Paris Vacation Guide

Les Invalides, Paris

Les Invalides, formally the Hôtel national des Invalides, also Hôtel des Invalides ("House of the disabled"), is a complex of buildings in the 7th arrondissement of Paris, France, containing museums and monuments, all relating to the military history of France, as well as a hospital and a retirement home for war veterans, the building's original purpose.

The buildings house the Musée de l’Armée, the military museum of the Army of France, the Musée des Plans-Reliefs, and the Musée d’Histoire Contemporaine.

The complex also includes the former hospital chapel, now national cathedral of the French military, and the adjacent former Royal Chapel known as the Dôme des Invalides, the tallest church building in Paris at a height of 107 meters.

The latter has been converted into a shrine of some of France’s leading military figures, most notably the tomb of Napoleon.

History

Louis XIV initiated the project by an order dated 24 November 1670, as a home and hospital for aged and disabled soldiers.

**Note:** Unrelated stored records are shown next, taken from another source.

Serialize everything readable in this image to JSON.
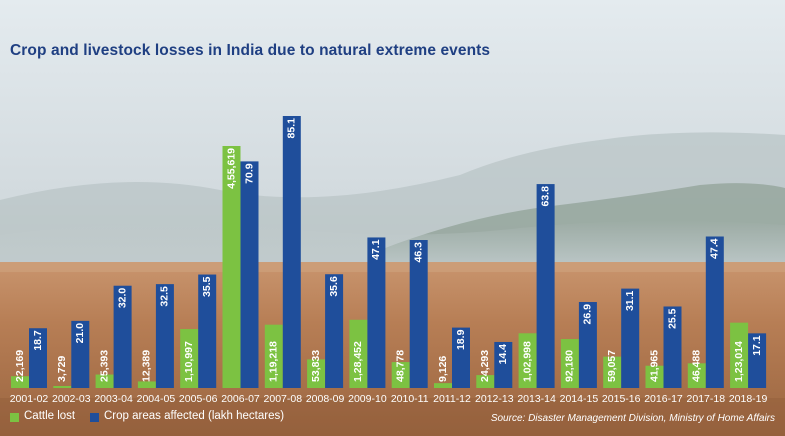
{
  "colors": {
    "cattle": "#7cc242",
    "crop": "#1f4e9b",
    "title": "#1f3f82",
    "text_on_bar": "#ffffff"
  },
  "chart_data": {
    "type": "bar",
    "title": "Crop and livestock losses in India due to natural extreme events",
    "categories": [
      "2001-02",
      "2002-03",
      "2003-04",
      "2004-05",
      "2005-06",
      "2006-07",
      "2007-08",
      "2008-09",
      "2009-10",
      "2010-11",
      "2011-12",
      "2012-13",
      "2013-14",
      "2014-15",
      "2015-16",
      "2016-17",
      "2017-18",
      "2018-19"
    ],
    "series": [
      {
        "name": "Cattle lost",
        "values": [
          22169,
          3729,
          25393,
          12389,
          110997,
          455619,
          119218,
          53833,
          128452,
          48778,
          9126,
          24293,
          102998,
          92180,
          59057,
          41965,
          46488,
          123014
        ],
        "labels": [
          "22,169",
          "3,729",
          "25,393",
          "12,389",
          "1,10,997",
          "4,55,619",
          "1,19,218",
          "53,833",
          "1,28,452",
          "48,778",
          "9,126",
          "24,293",
          "1,02,998",
          "92,180",
          "59,057",
          "41,965",
          "46,488",
          "1,23,014"
        ]
      },
      {
        "name": "Crop areas affected (lakh hectares)",
        "values": [
          18.7,
          21.0,
          32.0,
          32.5,
          35.5,
          70.9,
          85.1,
          35.6,
          47.1,
          46.3,
          18.9,
          14.4,
          63.8,
          26.9,
          31.1,
          25.5,
          47.4,
          17.1
        ],
        "labels": [
          "18.7",
          "21.0",
          "32.0",
          "32.5",
          "35.5",
          "70.9",
          "85.1",
          "35.6",
          "47.1",
          "46.3",
          "18.9",
          "14.4",
          "63.8",
          "26.9",
          "31.1",
          "25.5",
          "47.4",
          "17.1"
        ]
      }
    ],
    "legend_position": "bottom-left",
    "grid": false,
    "source": "Source: Disaster Management Division, Ministry of Home Affairs"
  }
}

The initial architect of Les Invalides was Libéral Bruant. The selected site was in the then suburban plain of Grenelle. By the time the enlarged project was completed in 1676, the façade fronting the Seine measured 196 metres (643 ft) in width, and the complex had fifteen courtyards, the largest being the cour d’honneur designed for military parades.

The church-and-chapel complex of the Invalides was designed by Jules Hardouin-Mansart from 1676, taking inspiration from his great-uncle François Mansart’s design for a Chapelle des Bourbons to be built behind the chancel of the Basilica of Saint-Denis, the French monarch’s necropolis since ancient times.

Several projects were submitted in the mid-1660s by both Mansart and Gian Lorenzo Bernini who was residing in Paris at the time. Mansart’s second project is very close to Hardouin-Mansart’s concept of the Royal Chapel or Dome Church at Les Invalides, both in terms of its architecture and of its relationship with the adjacent church.

Architectural historian Allan Braham has hypothesized that the domed chapel was initially intended to be a new burial place for the Bourbon Dynasty, but that project was not implemented.

Instead, the massive building was designated as private chapel of the monarch, from which he could attend church service without having to mingle with the disabled veterans.

It was barely used for that purpose. The Dôme des Invalides remains as one of the prime exemplars of French Baroque architecture, at 107 metres (351 ft) high, and also as an iconic symbol of France’s absolute monarchy.

The interior of the dome was painted by Le Brun’s disciple Charles de La Fosse with a Baroque illusionistic ceiling painting. The painting was completed in 1705.

Meanwhile, Hardouin-Mansart assisted the aged Bruant on the chapel, which was finished to Bruant’s design after the latter’s death in 1697. This chapel is known as the church of Saint-Louis-des-Invalides.

Daily attendance of the veterans in the church services was required. Shortly after the veterans’ chapel was started, Louis XIV commissioned Mansart to construct a separate private royal chapel, now known as the Église du Dôme from its most striking feature. The Dome chapel was finished in 1706.